İBB Başkan adayı olmuştu: Murat Kurum'un adaylığı imar rantı ortaklığı mı?
Cumhurbaşkanı ve AKP Genel Başkanı Erdoğan dün yapmış olduğu aday tanıtım toplantısında, "İstanbulumuz Muradına kavuşacak" diyerek Murat Kurum'un adaylığını duyurmuştu.
Murat Kurum'un adaylığı sonrası Gazeteci Bahadır Özgür'ün bugün kaleme aldığı 'Murat Kurum ve 'deprem pazarlığı'' yazısı gündem oldu. Yazıda Kurum'un kariyerinin inşaat ve imar üzerine değinen Özgür'ün yazısı bu şekilde:
Erdoğan, AKP’nin İstanbul adayı olarak 21 yılda kurulan imar rantı rejiminin başındaki ismi atadı. Murat Kurum bir bürokrat. Ama İBB imar komisyonu, TOKİ, Emlak GYO, Çevre ve Şehircilik Bakanlığı dahil bütün kariyeri inşaat ve imar üzerine.
Kurum belki partinin vitrininde popüler bir siyasetçi olarak ön plana çıkmamış olabilir lakin AKP’nin, hem kendine yakın sermaye grupları yaratma hem de sosyal tabanını konsolide etme bakımından ana siyasi aksını oluşturan imar rantı dağıtım ağının yıllardır başında olan birisi. Sadece yandaş müteahhitler ve şirketlerle değil, İstanbul sermayesi başta olmak üzere büyük sermaye ile de yakın ilişkileri bulunuyor. Özellikle Emlak GYO’nun müdürüyken milyarlarca dolar değerindeki büyük inşaat projelerini yürüttü. Bu projelerin önemli bir kısmının özellikle Körfez sermayesine pazarlandığını da not edelim.

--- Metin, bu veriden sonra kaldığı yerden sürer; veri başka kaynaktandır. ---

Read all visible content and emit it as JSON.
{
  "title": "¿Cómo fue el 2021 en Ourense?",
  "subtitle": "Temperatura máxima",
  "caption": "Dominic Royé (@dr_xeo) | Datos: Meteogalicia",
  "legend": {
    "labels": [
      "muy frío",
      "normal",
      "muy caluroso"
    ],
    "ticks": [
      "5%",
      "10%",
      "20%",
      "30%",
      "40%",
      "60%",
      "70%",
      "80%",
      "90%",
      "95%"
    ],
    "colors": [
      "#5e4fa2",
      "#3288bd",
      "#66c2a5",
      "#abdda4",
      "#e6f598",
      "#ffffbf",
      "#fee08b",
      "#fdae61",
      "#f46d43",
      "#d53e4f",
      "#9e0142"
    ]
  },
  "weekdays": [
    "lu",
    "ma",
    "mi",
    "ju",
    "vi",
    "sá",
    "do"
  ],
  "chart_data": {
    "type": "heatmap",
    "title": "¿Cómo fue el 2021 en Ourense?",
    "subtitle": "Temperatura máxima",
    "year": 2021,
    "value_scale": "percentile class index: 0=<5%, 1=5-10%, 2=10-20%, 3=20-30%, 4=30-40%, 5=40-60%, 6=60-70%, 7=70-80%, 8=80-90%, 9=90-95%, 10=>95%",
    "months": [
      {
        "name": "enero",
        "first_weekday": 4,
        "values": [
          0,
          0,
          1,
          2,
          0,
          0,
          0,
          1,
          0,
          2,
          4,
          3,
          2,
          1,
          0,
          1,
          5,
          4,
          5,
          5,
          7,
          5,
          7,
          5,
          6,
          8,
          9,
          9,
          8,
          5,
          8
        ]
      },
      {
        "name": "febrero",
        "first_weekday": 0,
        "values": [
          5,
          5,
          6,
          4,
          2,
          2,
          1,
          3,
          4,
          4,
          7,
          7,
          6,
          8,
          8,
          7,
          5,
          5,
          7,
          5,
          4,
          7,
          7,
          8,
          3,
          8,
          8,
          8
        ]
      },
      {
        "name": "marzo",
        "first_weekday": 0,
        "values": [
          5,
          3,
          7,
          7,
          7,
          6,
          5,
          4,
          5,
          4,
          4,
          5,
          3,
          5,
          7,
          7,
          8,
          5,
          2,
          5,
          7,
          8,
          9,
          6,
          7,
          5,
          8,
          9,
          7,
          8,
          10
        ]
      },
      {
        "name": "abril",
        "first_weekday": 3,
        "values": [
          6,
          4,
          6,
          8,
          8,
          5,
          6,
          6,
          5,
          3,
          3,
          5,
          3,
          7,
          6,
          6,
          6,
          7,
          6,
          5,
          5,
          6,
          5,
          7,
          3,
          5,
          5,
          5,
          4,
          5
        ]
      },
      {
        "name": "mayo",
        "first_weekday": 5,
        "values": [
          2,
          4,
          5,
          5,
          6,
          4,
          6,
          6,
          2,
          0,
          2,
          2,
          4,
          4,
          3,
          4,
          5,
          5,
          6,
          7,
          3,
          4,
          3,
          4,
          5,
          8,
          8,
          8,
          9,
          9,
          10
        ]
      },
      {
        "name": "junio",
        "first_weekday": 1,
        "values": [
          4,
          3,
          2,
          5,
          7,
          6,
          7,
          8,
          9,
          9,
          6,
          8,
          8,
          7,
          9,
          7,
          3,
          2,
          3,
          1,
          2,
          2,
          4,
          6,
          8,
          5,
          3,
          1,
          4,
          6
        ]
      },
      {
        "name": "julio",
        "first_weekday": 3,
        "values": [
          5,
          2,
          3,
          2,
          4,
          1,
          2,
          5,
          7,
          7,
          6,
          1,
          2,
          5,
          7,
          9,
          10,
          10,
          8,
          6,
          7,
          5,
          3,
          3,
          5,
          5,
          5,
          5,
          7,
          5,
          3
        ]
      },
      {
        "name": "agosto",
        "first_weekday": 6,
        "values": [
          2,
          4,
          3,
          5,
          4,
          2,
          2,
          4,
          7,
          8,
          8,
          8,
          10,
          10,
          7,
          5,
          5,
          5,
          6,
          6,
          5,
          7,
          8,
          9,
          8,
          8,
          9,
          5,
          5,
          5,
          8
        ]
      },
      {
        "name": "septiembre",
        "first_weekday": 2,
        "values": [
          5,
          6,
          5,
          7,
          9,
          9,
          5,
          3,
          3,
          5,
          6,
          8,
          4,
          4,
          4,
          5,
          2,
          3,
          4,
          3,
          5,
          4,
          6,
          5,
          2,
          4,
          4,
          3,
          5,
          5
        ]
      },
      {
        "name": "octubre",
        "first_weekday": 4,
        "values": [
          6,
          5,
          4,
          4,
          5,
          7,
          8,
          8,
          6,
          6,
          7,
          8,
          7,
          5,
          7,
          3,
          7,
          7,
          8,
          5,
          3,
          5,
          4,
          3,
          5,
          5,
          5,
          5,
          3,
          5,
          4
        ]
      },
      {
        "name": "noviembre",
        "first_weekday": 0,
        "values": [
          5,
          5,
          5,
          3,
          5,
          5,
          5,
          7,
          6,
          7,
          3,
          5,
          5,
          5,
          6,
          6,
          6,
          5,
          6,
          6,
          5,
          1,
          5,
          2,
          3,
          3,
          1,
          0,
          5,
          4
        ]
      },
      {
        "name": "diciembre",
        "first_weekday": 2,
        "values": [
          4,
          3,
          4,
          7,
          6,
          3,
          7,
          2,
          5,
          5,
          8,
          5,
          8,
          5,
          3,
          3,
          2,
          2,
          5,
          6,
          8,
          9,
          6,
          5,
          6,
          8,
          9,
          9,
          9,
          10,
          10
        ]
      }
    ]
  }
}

Diğer yandan TOKİ’nin 2020’den sonra başlattığı çeşitli sosyal konut projelerinin başında da Kurum vardı. Bir de Erdoğan rejiminin en güçlü bakanlığının Çevre, Şehircilik ve İklim Bakanlığı olduğunu unutmamak lazım. En sıradan vatandaştan küresel sermayeye kadar geniş bir alandaki rant dağıtımı buradan yönetiliyor. Bunun yanında Türkiye’de ne yatırımı yaparsanız yapın ÇED, imar planı, arazi tahsisi vs. işleri bu bakanlığın onayına tabi. Ayrıca orman, kıyılar, tarım arazileri vs. satışı da yine bakanlığın yürüttüğü en önemli rant dağıtım faaliyetlerinden.
Bir de Kurum’un bakanlığının neredeyse bir Emine Erdoğan bakanlığı gibi çalıştığını, Emine Erdoğan’ın ‘sıfır atık’, ‘Salda Gölü’ gibi çok sayıda projesinin uygulayıcısı olduğunu da ekleyelim. Bilal Erdoğan’ın kurduğu vakıflarla da sıkı ilişki içinde. Bu vakıflara çok sayıda mülkün verilmesi, Kurum döneminde oldu. Bu yönüyle de Saray ailesinin içinde birisi Kurum.
Özetle Erdoğan, belki Ekrem İmamoğlu karşısında şimdilik politik cazibesi güçlü görülmeyen bir ismi İstanbul’a atamış görünebilir. Ama Erdoğan’ın 21 yıllık rant üretim ve dağıtım mekanizmasının inşa ve uygulayıcılarından birisini tercih ettiği muhakkak. Bu sadece yandaşlara, müteahhitlere değil, büyük sermayeye ve küresel gayrimenkul yatırımcılarına da bir mesaj. Bu mesajı da halkın deprem korkusuyla tahkim ediyor.
Ve açıkça kentsel dönüşüm yasasını değiştirerek bütün yetkiyi tek elde toplayıp, “İstanbul’u ancak bu yetki ve mali güçle ben kurtarabilirim” mesajı vermek istiyor. Yani Erdoğan, Kurum’u seçerek ve eline de olağanüstü bir yetki vererek, yerel seçim masasında halkla hayatı üzerine bir pazarlığa girişiyor.